La mayoría de gente usa las herramientas de IA en una sola parte: la pestaña del navegador. Funciona, pero deja fuera la mitad de las situaciones en las que serían útiles, que son precisamente aquellas en las que no estás sentado delante del navegador.
Son cuatro lugares distintos, con ventajas distintas. No hay que usarlos todos: hay que saber cuál te falta.
El navegador: el sitio para trabajar en serio
Para qué es mejor: sesiones largas, documentos, comparar respuestas, cualquier cosa que implique leer con atención. Es donde caben pantallas grandes, varias pestañas y el archivo que quieres analizar.
Dónde se queda corto: exige estar sentado y tener la pestaña abierta. Cuando la idea se te ocurre en la calle, no está.
Costumbre útil: deja una ventana fija con tus conversaciones de trabajo en curso, separada de la navegación normal. Reduce muchísimo la fricción de «abro y empiezo de cero».
El móvil: el sitio para capturar y dictar
Para qué es mejor: dictar por voz, fotografiar documentos, resolver una duda entre reuniones. La cámara y el micrófono son las dos entradas que el escritorio no tiene igual de a mano.
El dictado es la función más infravalorada. Explicar en voz alta durante dos minutos lo que quieres —con desorden, repeticiones y correcciones— y pedirle después que lo ordene, produce mejores resultados que escribir tres líneas apresuradas.
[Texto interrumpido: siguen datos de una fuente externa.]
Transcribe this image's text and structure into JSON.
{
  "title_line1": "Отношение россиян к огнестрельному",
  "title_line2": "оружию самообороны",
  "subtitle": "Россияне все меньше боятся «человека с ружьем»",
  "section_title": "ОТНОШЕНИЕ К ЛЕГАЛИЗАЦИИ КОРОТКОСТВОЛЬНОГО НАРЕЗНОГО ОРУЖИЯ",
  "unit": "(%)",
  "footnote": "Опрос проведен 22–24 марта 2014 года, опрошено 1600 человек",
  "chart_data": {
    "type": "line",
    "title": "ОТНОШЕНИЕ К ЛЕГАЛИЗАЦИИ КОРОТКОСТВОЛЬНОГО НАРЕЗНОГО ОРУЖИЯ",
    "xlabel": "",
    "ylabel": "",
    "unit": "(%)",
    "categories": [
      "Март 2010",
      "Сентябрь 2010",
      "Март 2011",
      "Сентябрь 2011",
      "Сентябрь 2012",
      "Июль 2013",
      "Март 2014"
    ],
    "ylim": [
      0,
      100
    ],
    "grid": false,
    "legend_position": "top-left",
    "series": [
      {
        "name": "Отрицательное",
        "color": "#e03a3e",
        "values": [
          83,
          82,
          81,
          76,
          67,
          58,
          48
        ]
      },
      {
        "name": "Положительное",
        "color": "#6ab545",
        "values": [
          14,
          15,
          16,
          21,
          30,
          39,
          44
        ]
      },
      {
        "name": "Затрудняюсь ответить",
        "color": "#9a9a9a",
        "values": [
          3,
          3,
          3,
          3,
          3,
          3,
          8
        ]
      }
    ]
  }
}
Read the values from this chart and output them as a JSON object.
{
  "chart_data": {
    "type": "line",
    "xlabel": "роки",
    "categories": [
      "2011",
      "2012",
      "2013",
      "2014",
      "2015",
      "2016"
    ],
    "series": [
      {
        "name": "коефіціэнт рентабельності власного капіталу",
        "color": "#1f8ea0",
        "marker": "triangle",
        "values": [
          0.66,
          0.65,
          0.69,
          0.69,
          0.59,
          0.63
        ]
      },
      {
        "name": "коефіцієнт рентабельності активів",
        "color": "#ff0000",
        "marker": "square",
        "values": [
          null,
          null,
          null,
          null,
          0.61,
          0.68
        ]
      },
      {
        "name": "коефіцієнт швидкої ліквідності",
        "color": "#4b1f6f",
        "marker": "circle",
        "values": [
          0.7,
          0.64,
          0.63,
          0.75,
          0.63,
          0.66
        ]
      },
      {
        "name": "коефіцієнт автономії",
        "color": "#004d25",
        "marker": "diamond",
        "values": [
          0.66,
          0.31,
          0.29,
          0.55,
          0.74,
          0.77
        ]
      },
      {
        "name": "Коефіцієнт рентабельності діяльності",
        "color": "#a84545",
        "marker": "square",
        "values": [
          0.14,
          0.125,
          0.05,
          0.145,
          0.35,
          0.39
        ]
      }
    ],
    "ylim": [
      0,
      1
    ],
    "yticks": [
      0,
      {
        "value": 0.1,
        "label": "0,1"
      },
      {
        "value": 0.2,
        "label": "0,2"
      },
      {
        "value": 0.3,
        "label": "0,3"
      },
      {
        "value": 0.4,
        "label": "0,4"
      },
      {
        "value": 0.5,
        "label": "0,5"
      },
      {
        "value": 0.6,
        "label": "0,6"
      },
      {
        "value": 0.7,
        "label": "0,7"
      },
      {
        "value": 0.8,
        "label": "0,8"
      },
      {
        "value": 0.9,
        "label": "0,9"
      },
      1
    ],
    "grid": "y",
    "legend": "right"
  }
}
Hablamos con más detalle del que escribimos.
Dónde se queda corto: revisar textos largos en una pantalla pequeña es incómodo y se cometen errores.
Costumbre útil: después de cada visita o llamada importante, dos minutos dictando lo que pasó. El resumen queda hecho antes de llegar a la oficina.
La aplicación de escritorio: el sitio para no cambiar de ventana
Para qué es mejor: tenerla a un atajo de teclado mientras trabajas en otra cosa. Su ventaja no es la potencia, es la cercanía: no interrumpe lo que estabas haciendo.
Dónde se queda corto: es otra aplicación más que instalar, actualizar y mantener; y en equipos compartidos, otra sesión abierta que alguien puede olvidar cerrar.
Costumbre útil: aprende el atajo de teclado. Es la diferencia entre usarla diez veces al día o dos.
Dentro de la herramienta donde ya estás
Funciones de IA integradas en el editor de textos, en la hoja de cálculo, en el gestor de correo o en el CRM. Aquí la ventaja es enorme y poco evidente: ya tienen el contexto. No hay que explicarles de qué documento hablas ni pegar nada.
Dónde se quedan cortas: suelen ser menos flexibles, y el modelo que usan por detrás lo decide el fabricante. Además, si tu negocio depende de esa función, quedas atado a ese proveedor.
Gana el sitio donde la herramienta está a menos pasos del trabajo real. Una función mediocre integrada donde ya estás se usa mucho más que una excelente que exige abrir otra ventana, buscar la conversación y pegar el contexto.
Tabla rápida
| Si quieres… | Usa |
|---|---|
| Analizar un documento largo | Navegador |
| Dejar constancia de una reunión recién terminada | Móvil, dictando |
| Pasar una factura en papel a datos | Móvil, con la cámara |
| Reescribir un párrafo sin salir del documento | Integrada en el editor |
| Consultar algo rápido mientras trabajas | Escritorio, con atajo de teclado |
| Comparar dos respuestas o dos modelos | Navegador |
| Resolver una duda en casa de un cliente | Móvil |
Lo que conviene tener claro antes de repartirlo
- La misma cuenta en todos lados. Si usas una cuenta distinta en el móvil, pierdes el historial justo cuando lo necesitas.
- Cuentas de la empresa, no personales. Especialmente en el móvil, que es el dispositivo que más fácilmente mezcla lo personal con lo del trabajo.
- Ojo con lo que fotografías. La comodidad de la cámara hace fácil enviar más información de la necesaria sin pensarlo.
- Los límites de uso son por cuenta, no por dispositivo. Abrirla en tres sitios no triplica nada.
Una prueba de una semana
Si solo usas el navegador, haz este experimento: instala la aplicación en el móvil y, durante una semana, cada vez que salgas de una reunión o una visita, dicta dos minutos sobre lo que pasó y pide un resumen con acuerdos y próximos pasos.
Es la forma más rápida de comprobar que el problema nunca fue la herramienta, sino el momento en que la tenías a mano. Y es, además, la puerta de entrada a algo más ordenado: cuando esos resúmenes existen, ya hay material con el que trabajar.